“Of course.” Anita resumed the reins. “It’s as old as The Vicar of Wakefield.”
“Oh, that!” The Baxter girl looked interested. “Do you know, I’ve never seen it. One of Irving’s shows, wasn’t it?”
I laughed. I couldn’t help it. But they were all quite solemn, even Anita. But then she never did listen to the Baxter girl. She had talked straight through her sentences.
“But it’s not the material. It’s the way it’s handled. It’s never been done quite so thoroughly, from the woman’s point of view—so unadornedly. People are afraid of their ‘poor girls.’ There’s a formula that even the Immortals follow. They are all young and beautiful, and they all die. They must. They wouldn’t be tragic in continuation. But Madala’s woman doesn’t. That’s the point. There’s no pretence at making her a heroine. She’s just the ordinary stupidish sheep of a creature, ‘gone wrong.’ There’s no romantic halo, no love-glamour, no pity and terror, just the chronicle of a sordid life. And yet you can’t put the book down. At least I couldn’t put it down.”

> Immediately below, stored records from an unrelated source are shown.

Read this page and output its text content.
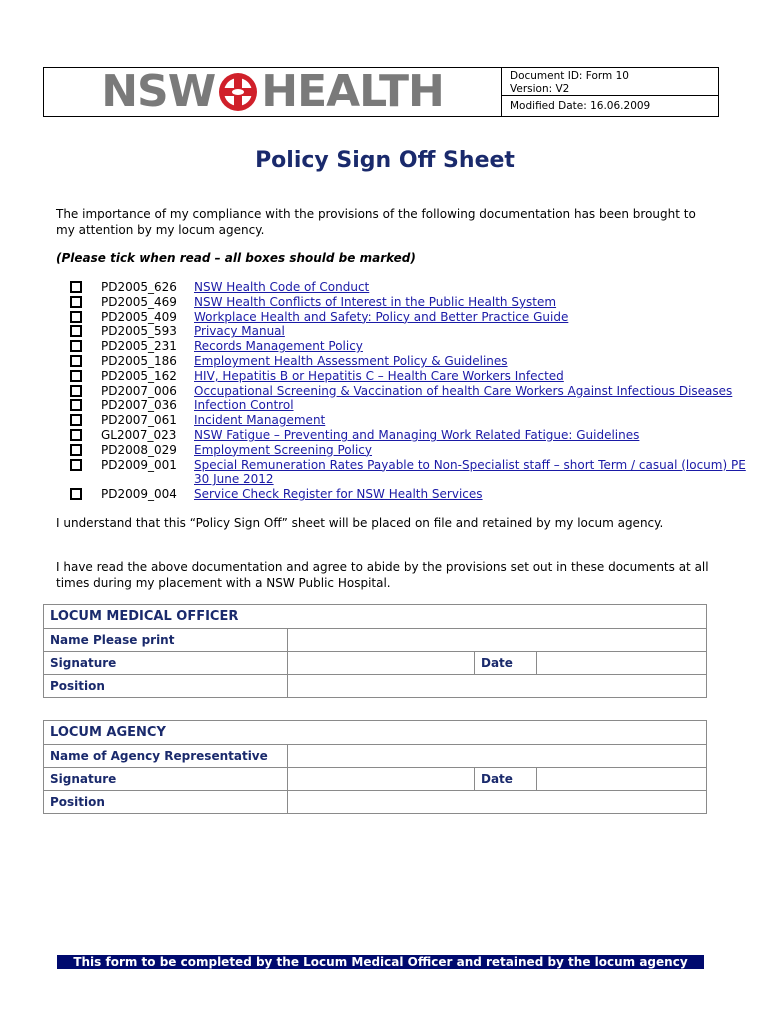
NSW HEALTH	Document ID: Form 10
Version: V2
Modified Date: 16.06.2009
Policy Sign Off Sheet
The importance of my compliance with the provisions of the following documentation has been brought to my attention by my locum agency.
(Please tick when read – all boxes should be marked)
PD2005_626	NSW Health Code of Conduct
PD2005_469	NSW Health Conflicts of Interest in the Public Health System
PD2005_409	Workplace Health and Safety: Policy and Better Practice Guide
PD2005_593	Privacy Manual
PD2005_231	Records Management Policy
PD2005_186	Employment Health Assessment Policy & Guidelines
PD2005_162	HIV, Hepatitis B or Hepatitis C – Health Care Workers Infected
PD2007_006	Occupational Screening & Vaccination of health Care Workers Against Infectious Diseases
PD2007_036	Infection Control
PD2007_061	Incident Management
GL2007_023	NSW Fatigue – Preventing and Managing Work Related Fatigue: Guidelines
PD2008_029	Employment Screening Policy
PD2009_001	Special Remuneration Rates Payable to Non-Specialist staff – short Term / casual (locum) PE
30 June 2012
PD2009_004	Service Check Register for NSW Health Services
I understand that this “Policy Sign Off” sheet will be placed on file and retained by my locum agency.
I have read the above documentation and agree to abide by the provisions set out in these documents at all times during my placement with a NSW Public Hospital.
LOCUM MEDICAL OFFICER			
Name Please print			
Signature		Date	
Position			
LOCUM AGENCY			
Name of Agency Representative			
Signature		Date	
Position			
This form to be completed by the Locum Medical Officer and retained by the locum agency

“Do you like it?” I said to Kent Rehan, as he paused beside me in his eternal pacing from room to room.
He looked at me oddly.
“I respect it,” he said. “I don’t like it. People misjudged——”
“If it had been the recognized love story”—Mr. Flood’s high voice silenced him—“the regularized irregularity, so to speak, it wouldn’t have been banned. It was the absence of a love story that the British public couldn’t forgive. It was cheated. It was shocked.”
“But there is a love story at the beginning, isn’t there?” I said. “I haven’t read far.”